Let’s create and read an avro file.

import com.egkatzioura.avro.model.RequestMetric;
import org.apache.avro.file.DataFileReader;
import org.apache.avro.file.DataFileWriter;
import org.apache.avro.io.DatumReader;
import org.apache.avro.specific.SpecificDatumReader;
import org.apache.avro.specific.SpecificDatumWriter;

import java.io.File;
import java.io.IOException;


public class Application {

    public static void main(String[] args) throws IOException {
        RequestMetric a = new RequestMetric();
        a.setEndpoint("/a");
        a.setStatus(200);
        a.setCreatedAt(System.currentTimeMillis());

        RequestMetric b = new RequestMetric();
        b.setEndpoint("/b");
        b.setStatus(201);
        b.setCreatedAt(System.currentTimeMillis());

        File file = new File("metric.avro");

        SpecificDatumWriter<RequestMetric> datumWriter = new SpecificDatumWriter<>(RequestMetric.class);

        try(DataFileWriter<RequestMetric> dataFileWriter = new DataFileWriter<>(datumWriter)) {
            dataFileWriter.create(a.getSchema(), file);
            dataFileWriter.append(a);
            dataFileWriter.append(b);
        }

        DatumReader<RequestMetric> datumReader = new SpecificDatumReader<>(RequestMetric.class);
        DataFileReader<RequestMetric> dataFileReader = new DataFileReader<>(file, datumReader);
        RequestMetric requestMetric= null;
        while (dataFileReader.hasNext()) {
            requestMetric = dataFileReader.next(requestMetric);
            System.out.println(requestMetric);
        }

    }
}

We did write the Avro file and also we read from it. We don’t have to serialize our data into a file we can also do so in memory.

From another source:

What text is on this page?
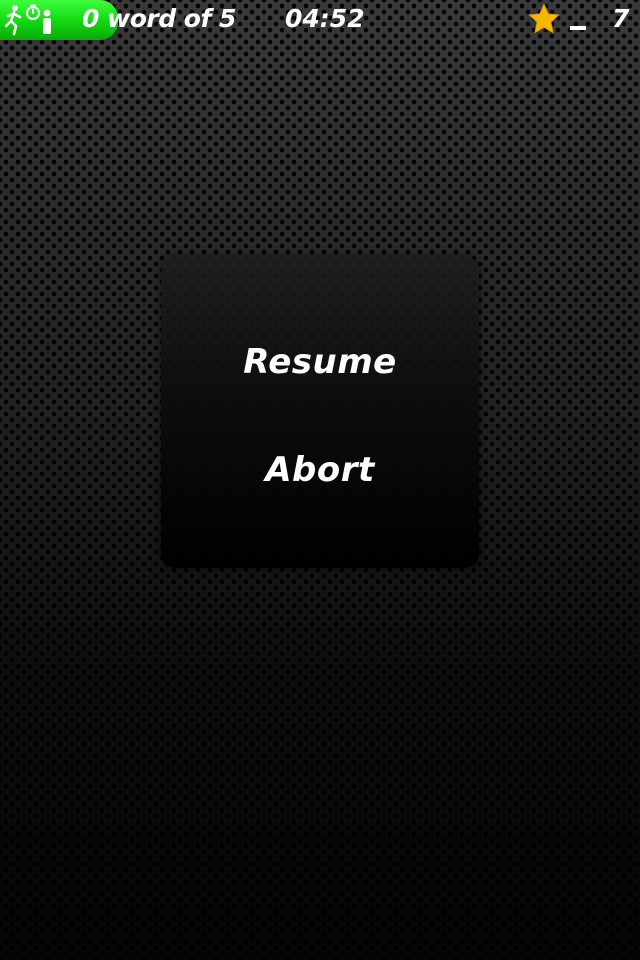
0 word of 5 04:52	7
Resume
Abort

package com.egkatzioura.avro;

import com.egkatzioura.avro.model.RequestMetric;
import org.apache.avro.file.DataFileReader;
import org.apache.avro.file.DataFileWriter;
import org.apache.avro.io.*;
import org.apache.avro.specific.SpecificDatumReader;
import org.apache.avro.specific.SpecificDatumWriter;

import java.io.*;


public class InMemoryExample {

    public static void main(String[] args) throws IOException {
        RequestMetric a = new RequestMetric();
        a.setEndpoint("/a");
        a.setStatus(200);
        a.setCreatedAt(System.currentTimeMillis());

        RequestMetric b = new RequestMetric();
        b.setEndpoint("/b");
        b.setStatus(201);
        b.setCreatedAt(System.currentTimeMillis());

        ByteArrayOutputStream outputStream = new ByteArrayOutputStream();
        Encoder encoder = EncoderFactory.get().directBinaryEncoder(outputStream, null);
        SpecificDatumWriter<RequestMetric> datumWriter = new SpecificDatumWriter<>(RequestMetric.class);

        datumWriter.write(a, encoder);
        datumWriter.write(b, encoder);
        encoder.flush();

        outputStream.close();
        byte[] bytes = outputStream.toByteArray();

        DatumReader<RequestMetric> datumReader = new SpecificDatumReader<>(RequestMetric.class);

        datumReader.setSchema(a.getSchema());


        try(ByteArrayInputStream inputStream = new ByteArrayInputStream(bytes)) {
            Decoder decoder = DecoderFactory.get().directBinaryDecoder(inputStream, null);

            while(true){
                try {
                    RequestMetric record = datumReader.read(null, decoder);
                    System.out.println(record);
                } catch (EOFException eof) {
                    break;
                }
            }
        }
    }

}

That’s all for now, we specified an Avro schema, generated the model and read and wrote Avro records.